Wiesbaden, 23.05.2024 – Die Vorstellung, dass sich die Erde unter ihren Füßen bewegt, ist für die meisten Menschen beunruhigend. Dabei kommt das gar nicht so selten vor, wie der heute veröffentlichte Jahresbericht des Hessischen Erdbebendienstes (HED) zeigt: Im vergangenen Jahr wurden 142 natürliche seismische Ereignisse in Hessen registriert und manuell ausgewertet. Darüber hinaus erfasste die automatische Erdbebenerkennung einige hundert weitere Ereignisse, die jedoch genauer untersucht und gefiltert wurden, um nicht-natürliche Beben wie zum Beispiel Steinbruchsprengungen und auch ferne Beben auszuschließen. Der Jahresbericht dokumentiert die seismischen Aktivitäten in Hessen und liefert – bereits zum achten Mal – wertvolle Erkenntnisse über Erdbebenereignisse im vergangenen Jahr 2023. Der Bericht zeigt: Schwächere Erdbeben, die zwar keine Schäden verursachen, aber spürbar sind, kommen in Hessen durchaus mehrmals im Jahr vor.
Im Jahr 2023 sticht ein Ereignis besonders heraus, nämlich das Erdbeben vom 10. September 2023 bei Pfungstadt: Das Beben mit einer Lokalmagnitude von ML = 3,1 wurde von vielen Menschen in der Region wahrgenommen und führte zu über 130 ausgefüllten Fragebögen, die zur Bewertung der makroseismischen Auswirkungen beitrugen. Die Intensität dieses Erdbebens wurde auf den Stärkegrad IV nach der Europäischen makroseismischen Skala festgesetzt. Glücklicherweise sind dem HED keine größeren Schäden bekannt geworden. Die detaillierte Karte der erfassten Erdbeben und eine Zusammenfassung der makroseismischen Auswertung des Pfungstadt-Ereignisses sind im Jahresbericht enthalten.
Neben Pfungstadt verzeichnete im Jahr 2023 die Region an der Grenze zu Rheinland-Pfalz östlich von Bad Schwalbach eine hohe seismische Aktivität mit insgesamt 71 Erdbeben, die eine Maximalmagnitude von ML = 2,2 erreichten. Diese Region ist seit mehreren Jahren für ihre erhöhte seismische Aktivität bekannt. Weitere Erdbeben wurden im Oberrheingraben, im Mittelrheintal, im Odenwald und im Hintertaunus lokalisiert.

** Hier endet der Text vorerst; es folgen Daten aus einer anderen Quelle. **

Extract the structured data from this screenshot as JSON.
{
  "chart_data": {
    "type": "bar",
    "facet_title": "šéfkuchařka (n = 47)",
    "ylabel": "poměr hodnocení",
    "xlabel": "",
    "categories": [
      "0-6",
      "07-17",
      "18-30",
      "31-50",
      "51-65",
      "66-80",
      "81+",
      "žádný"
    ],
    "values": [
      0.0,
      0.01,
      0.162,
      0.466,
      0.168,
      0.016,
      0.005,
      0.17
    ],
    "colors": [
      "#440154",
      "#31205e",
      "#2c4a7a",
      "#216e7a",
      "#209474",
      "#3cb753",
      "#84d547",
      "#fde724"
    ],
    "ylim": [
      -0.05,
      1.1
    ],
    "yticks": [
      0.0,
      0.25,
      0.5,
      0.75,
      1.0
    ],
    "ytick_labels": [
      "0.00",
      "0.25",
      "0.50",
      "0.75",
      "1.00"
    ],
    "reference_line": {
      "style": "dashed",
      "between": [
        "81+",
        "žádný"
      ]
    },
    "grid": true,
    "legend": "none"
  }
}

Der vollständige Jahresbericht 2023 des Hessischen Erdbebendienstes steht auf der Webseite des HLNUG zur Verfügung.
Hintergrund
Der Hessische Erdbebendienst (HED) wird vom HLNUG seit dem Jahr 2001 betrieben. Zu den Aufgaben des HED gehören Auskünfte und Erläuterungen zu Erdbeben in Hessen (geologische Zusammenhänge und Ursachen, Messung, Wahrnehmung, Schadenswirkung und Gefährdung), Auskünfte und Beratung in Fragen der Erdbebensicherheit und der Erdbebenbauvorschriften (DIN 4149 bzw. DIN EN 1998-1) sowie in Schadensfällen, in denen ein Zusammenhang mit Erdbeben besteht oder vermutet wird. Grundlegende Aufgaben sind das Messen, die Datenerfassung und die Bereitstellung von Ergebnissen zu Erdbeben in Hessen über die Webseiten des HLNUG. Die Information zu Erdbeben erfolgt immer im Nachgang, eine Vorhersage von Erdbeben ist nicht möglich.
In Hessen treten pro Jahr statistisch gesehen mehrere mäßig starke Erdbeben auf, die örtlich von der Bevölkerung wahrgenommen werden können. Im Durchschnitt sind 1-2-mal pro Jahr Erdbeben mit einer Magnitude von 3,0 bis 3,9 zu verzeichnen (bzw. 15-mal pro Jahr für eine Magnitude von 2,0 bis 2,9). Etwa einmal in zehn Jahren ist in Hessen mit einem mittelstarken Beben zu rechnen, das zu Gebäudeschäden und Betriebsstörungen führen kann. Mit schweren Erdbeben ist in Hessen kaum zu rechnen. Dort, wo schwache Beben auftreten, kann auch auf das potenzielle Auftreten stärkerer Ereignisse geschlossen werden. Schwache Beben sind sehr viel häufiger und lassen deshalb besonders gefährdete Gebiete erkennen.